Des dizaines de morts, des milliers de bâtiments incendiés et des dizaines de milliers de déplacés internes... Comment expliquer les violences qui ont éclaté dans l'État du Manipur en Inde et qui ont notamment frappé les chrétiens?
En mai dernier, au Manipur (Inde), des groupes extrémistes de la majorité hindoue des Meiteis s’en sont pris avec une grande violence aux minorités chrétiennes de l'ethnie Kuki. Les chrétiens déplorent environ 80 morts, 350 églises incendiées, et plus d'un millier de maisons détruites. Parmi les victimes, les plus riches ont fui en avion vers les États voisins. Mais les plus modestes vivent aujourd’hui dans des camps de réfugiés dressés par l’armée indienne, impuissante à empêcher ces violences.
«Les seuls endroits sûrs sont les camps»
Notre partenaire Ngai Elam (pseudonyme), qui réside au Manipur, confirme que «les meiteis continuent d'attaquer et de tirer chaque jour pour terroriser les populations tribales. Les femmes et les filles sont harcelées et abusées sexuellement, les hommes de plus de 18 ans sont entraînés au maniement des armes par les groupes d'insurgés. Les seuls endroits sûrs pour les tribus sont les camps de réfugiés.» Alors que les églises ne sont ouvertes que pendant quelques heures dans les zones sûres, les autres activités chrétiennes sont interrompues. Comment en est-on arrivé là?
Un statut de minorité pour la... majorité ?
Si la tension entre les deux ethnies était palpable depuis plusieurs décennies, les violences n'ont éclaté que récemment.
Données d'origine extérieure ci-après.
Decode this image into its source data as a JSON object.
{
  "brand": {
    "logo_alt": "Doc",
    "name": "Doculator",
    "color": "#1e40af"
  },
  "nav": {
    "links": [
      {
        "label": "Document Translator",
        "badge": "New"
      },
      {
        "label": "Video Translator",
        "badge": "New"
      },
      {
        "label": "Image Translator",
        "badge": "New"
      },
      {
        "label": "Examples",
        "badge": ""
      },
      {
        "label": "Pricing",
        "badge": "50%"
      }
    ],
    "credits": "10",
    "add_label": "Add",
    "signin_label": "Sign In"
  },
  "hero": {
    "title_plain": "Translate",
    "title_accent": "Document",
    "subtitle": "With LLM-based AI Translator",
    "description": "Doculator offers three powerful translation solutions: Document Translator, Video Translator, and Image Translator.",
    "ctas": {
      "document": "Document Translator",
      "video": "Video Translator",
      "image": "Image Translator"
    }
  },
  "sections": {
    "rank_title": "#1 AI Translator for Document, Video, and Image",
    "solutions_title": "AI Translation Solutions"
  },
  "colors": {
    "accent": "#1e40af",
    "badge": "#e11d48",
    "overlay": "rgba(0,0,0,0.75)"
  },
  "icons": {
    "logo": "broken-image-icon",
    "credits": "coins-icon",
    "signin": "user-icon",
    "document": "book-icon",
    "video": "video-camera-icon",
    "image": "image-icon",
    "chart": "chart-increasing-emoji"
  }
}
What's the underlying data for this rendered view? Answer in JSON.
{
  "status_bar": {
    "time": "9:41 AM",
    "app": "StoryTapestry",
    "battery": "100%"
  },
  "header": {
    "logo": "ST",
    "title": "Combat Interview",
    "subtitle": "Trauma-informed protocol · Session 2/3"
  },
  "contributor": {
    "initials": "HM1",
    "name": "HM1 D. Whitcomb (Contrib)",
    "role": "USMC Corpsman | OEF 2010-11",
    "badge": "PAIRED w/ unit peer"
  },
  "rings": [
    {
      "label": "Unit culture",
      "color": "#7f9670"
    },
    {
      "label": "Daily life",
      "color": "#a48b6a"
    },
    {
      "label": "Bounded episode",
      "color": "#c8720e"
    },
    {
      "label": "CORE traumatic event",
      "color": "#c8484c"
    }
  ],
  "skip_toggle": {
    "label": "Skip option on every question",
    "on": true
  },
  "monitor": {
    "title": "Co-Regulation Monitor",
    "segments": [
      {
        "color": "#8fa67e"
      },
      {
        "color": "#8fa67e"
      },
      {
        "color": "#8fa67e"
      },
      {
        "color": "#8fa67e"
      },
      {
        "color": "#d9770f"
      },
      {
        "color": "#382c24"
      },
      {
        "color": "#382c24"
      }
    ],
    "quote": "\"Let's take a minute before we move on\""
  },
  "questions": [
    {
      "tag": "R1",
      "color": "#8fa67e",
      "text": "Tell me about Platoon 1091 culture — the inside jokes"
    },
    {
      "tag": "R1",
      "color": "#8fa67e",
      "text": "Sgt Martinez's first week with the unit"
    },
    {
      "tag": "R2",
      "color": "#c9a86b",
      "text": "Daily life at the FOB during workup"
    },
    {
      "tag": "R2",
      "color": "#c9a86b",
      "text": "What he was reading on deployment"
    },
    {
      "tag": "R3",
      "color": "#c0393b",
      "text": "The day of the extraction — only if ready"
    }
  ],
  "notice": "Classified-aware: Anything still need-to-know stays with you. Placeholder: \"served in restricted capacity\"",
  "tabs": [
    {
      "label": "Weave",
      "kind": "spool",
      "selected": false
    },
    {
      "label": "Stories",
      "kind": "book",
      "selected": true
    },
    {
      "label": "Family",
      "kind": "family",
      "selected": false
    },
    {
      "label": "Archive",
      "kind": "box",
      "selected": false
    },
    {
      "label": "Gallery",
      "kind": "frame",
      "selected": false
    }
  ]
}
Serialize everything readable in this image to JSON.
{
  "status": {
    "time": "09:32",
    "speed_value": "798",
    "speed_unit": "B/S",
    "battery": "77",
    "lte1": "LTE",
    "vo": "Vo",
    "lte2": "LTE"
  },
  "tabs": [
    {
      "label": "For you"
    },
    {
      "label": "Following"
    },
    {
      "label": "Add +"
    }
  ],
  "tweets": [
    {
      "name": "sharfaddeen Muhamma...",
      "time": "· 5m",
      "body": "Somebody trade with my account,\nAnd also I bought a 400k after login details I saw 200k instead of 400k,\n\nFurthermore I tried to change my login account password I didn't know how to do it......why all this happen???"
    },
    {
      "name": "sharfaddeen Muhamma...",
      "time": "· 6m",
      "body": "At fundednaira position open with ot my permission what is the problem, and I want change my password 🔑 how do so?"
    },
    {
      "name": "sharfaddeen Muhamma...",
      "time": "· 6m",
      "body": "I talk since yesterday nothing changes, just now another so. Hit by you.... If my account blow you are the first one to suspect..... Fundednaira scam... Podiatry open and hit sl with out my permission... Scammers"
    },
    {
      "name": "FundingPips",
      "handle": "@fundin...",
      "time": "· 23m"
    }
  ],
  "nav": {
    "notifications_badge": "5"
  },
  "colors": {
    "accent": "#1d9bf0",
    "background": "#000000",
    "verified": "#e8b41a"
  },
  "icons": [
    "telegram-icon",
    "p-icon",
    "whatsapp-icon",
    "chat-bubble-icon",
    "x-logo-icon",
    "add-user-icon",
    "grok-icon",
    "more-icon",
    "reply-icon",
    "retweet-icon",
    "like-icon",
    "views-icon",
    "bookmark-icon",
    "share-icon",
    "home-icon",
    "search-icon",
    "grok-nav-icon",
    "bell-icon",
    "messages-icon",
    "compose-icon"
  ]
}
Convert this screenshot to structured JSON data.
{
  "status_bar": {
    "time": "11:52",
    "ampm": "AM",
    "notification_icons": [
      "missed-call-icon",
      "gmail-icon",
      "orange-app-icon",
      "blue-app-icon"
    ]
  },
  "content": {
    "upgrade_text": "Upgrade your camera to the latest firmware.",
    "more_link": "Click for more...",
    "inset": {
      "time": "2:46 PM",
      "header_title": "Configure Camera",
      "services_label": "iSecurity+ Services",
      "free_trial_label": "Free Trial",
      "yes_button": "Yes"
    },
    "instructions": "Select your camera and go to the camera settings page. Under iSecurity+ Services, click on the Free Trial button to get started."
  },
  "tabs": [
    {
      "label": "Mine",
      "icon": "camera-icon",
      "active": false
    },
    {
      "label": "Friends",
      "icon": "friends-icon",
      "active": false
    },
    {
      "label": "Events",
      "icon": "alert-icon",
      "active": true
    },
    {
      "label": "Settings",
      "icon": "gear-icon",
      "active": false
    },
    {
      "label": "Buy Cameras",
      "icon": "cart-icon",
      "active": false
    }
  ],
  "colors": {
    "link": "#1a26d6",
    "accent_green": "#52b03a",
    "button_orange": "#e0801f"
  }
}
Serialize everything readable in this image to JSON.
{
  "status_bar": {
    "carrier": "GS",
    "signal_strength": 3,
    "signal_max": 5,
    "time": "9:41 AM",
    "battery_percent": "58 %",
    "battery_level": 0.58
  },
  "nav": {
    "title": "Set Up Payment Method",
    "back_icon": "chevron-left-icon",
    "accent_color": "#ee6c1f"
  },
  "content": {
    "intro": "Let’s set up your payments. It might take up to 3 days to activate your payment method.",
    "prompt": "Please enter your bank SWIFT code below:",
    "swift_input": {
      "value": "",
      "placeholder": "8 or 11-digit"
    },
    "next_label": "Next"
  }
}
Suite à une décision de justice compliquée, les autorités locales ont décidé d’accorder le bénéfice du statut de «minorité répertoriée» à… la majorité meitei. Ce statut permet d’avoir des emplois réservés (sorte de quotas par discrimination positive) dans le service public. L’objectif au niveau national étant d’aider les minorités à sortir de leur situation défavorisée. Dans le cas du Manipur, cette décision impliquait l'octroi à la communauté meitei de terres appartenant historiquement aux membres de la tribu kuki. Ces derniers, véritablement minoritaires et discriminés, ont vécu cette situation comme une injustice de plus. Ils ont manifesté leur mécontentement pacifiquement, puis des violences ont éclaté.
Flambée de violence
Cette situation de violences interethniques généralisées, a constitué une occasion pour des extrémistes meiteis d'attaquer les églises. Les bâtiments des chrétiens kukis, mais aussi des quelques meiteis hindous convertis au christianisme, ont été visés. Des chrétiens, tant kukis que meiteis, ont été contraint de quitter leur domicile et ont reçu des pressions pour se convertir à l'hindouisme. Un groupe extrémiste chercherait même activement à identifier les responsables d'églises pour attenter à leurs vies.
À cela s’est ajouté une décision de la Cour Suprême de l’Inde qui annulait la décision de la Cour locale: la majorité meitei ne devait donc plus obtenir le statut de «minorité répertoriée». Prévoyant une flambée de violence en représailles, l’État fédéral a envoyé l’armée sur place. Objectif: protéger la minorité kuki majoritairement chrétienne. Mais même l’armée n’a pas pu empêcher les assassinats, les incendies criminels et autres déferlements de violence! Les autorités, locales et nationales, parviendront-elles à calmer le jeu d’ici les élections générales de l’année prochaine? Même la visite du Ministre de l'Intérieur la semaine dernière n'a pu changer la situation.
Yohan (pseudonyme), un partenaire de Portes Ouvertes sur place, s’inquiète:
«Si la situation continue ainsi, la guerre civile est inévitable.»
Ashish, un chrétien local, analyse la situation:
«Détruire des églises est un acte qui consiste à se moquer des tribus locales, de leur identité et de leur Dieu.»
«Priez pour les chrétiens du Manipur.»
Aujourd’hui, plus aucun culte n’a lieu. De même, tous les établissements scolaires, qu'ils soient laïcs ou religieux, sont fermés.
Richard, Meitei converti au christianisme, témoigne: «La violence qui se déroule sous nos yeux est inexplicable. Nous ne pouvons pas nous arrêter de pleurer. Que l’Éternel sauve son peuple!» Quant à Kuber, chrétien de la tribu kuki, il implore: «La plupart des fidèles sont traumatisés. Nous avons besoin de prières. Priez pour la situation, et priez pour les chrétiens du Manipur», conclut-il.
Les chrétiens indiens sont descendus dans les rues de New Delhi pour protester contre la persécution qu'il subissent.